Translating handwritten German letters, circa 1939-1941

Maybe the Auschwitz Museum?

Thanks for your kind words, commasense. As I told you in my emails, the work was a pleasure and a labor of love for me. It is the most interesting project I’ve ever worked on and I thank you for sharing some of your family’s moving history with me. I would be delighted and humbled if the finished work went to a university, but I’m mostly glad about the fact that the authors of the letters, your mom and your aunt, will see it :).

I’m looking forward to your mail, and thanks again.

Great job, EH

If it’s appropriate to share, what were some of the more interesting things that were revealed in the letters?

On its face, the story is not very dramatic – nothing like Anne Frank, for instance – and the letters themselves are the mostly mundane writings of two little girls: the weather, going to school, gathering strawberries, what they got for holiday presents, and so on.

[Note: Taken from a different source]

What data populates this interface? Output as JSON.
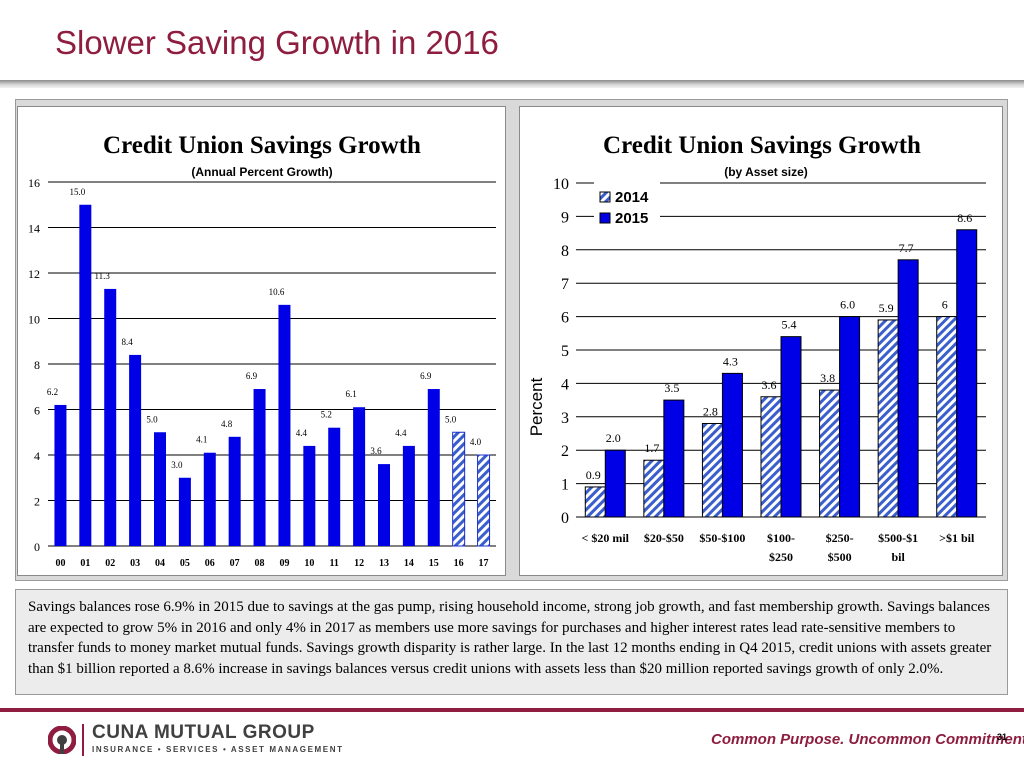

The more remarkable aspects can only be understood from outside the text of the letters. For instance, in spring 1941 my mother writes, “We aren’t going to school anymore,” but doesn’t explain why. But she had told my sister and me, when we were young, that once the authorities in Luxembourg required the school children to sieg heil, my grandparents took their daughters out of school and taught them at home.

The most amazing aspect of the story is that for two years my grandparents somehow kept my mother and aunt from feeling that they were in danger. We may never know exactly how my grandfather arranged to get his family out of Germany after the war had already started, stay in Luxembourg for two years, and then get passage on one of the few ships that transported Jews to the U.S. in 1941. But somehow he and his wife did it, and did it without emotionally scarring their children. My mother and aunt are two of the most positive, upbeat, and optimistic people you will ever meet.

Once I have shared the book with my family, we will decide how public we want to make it. Thanks for your interest.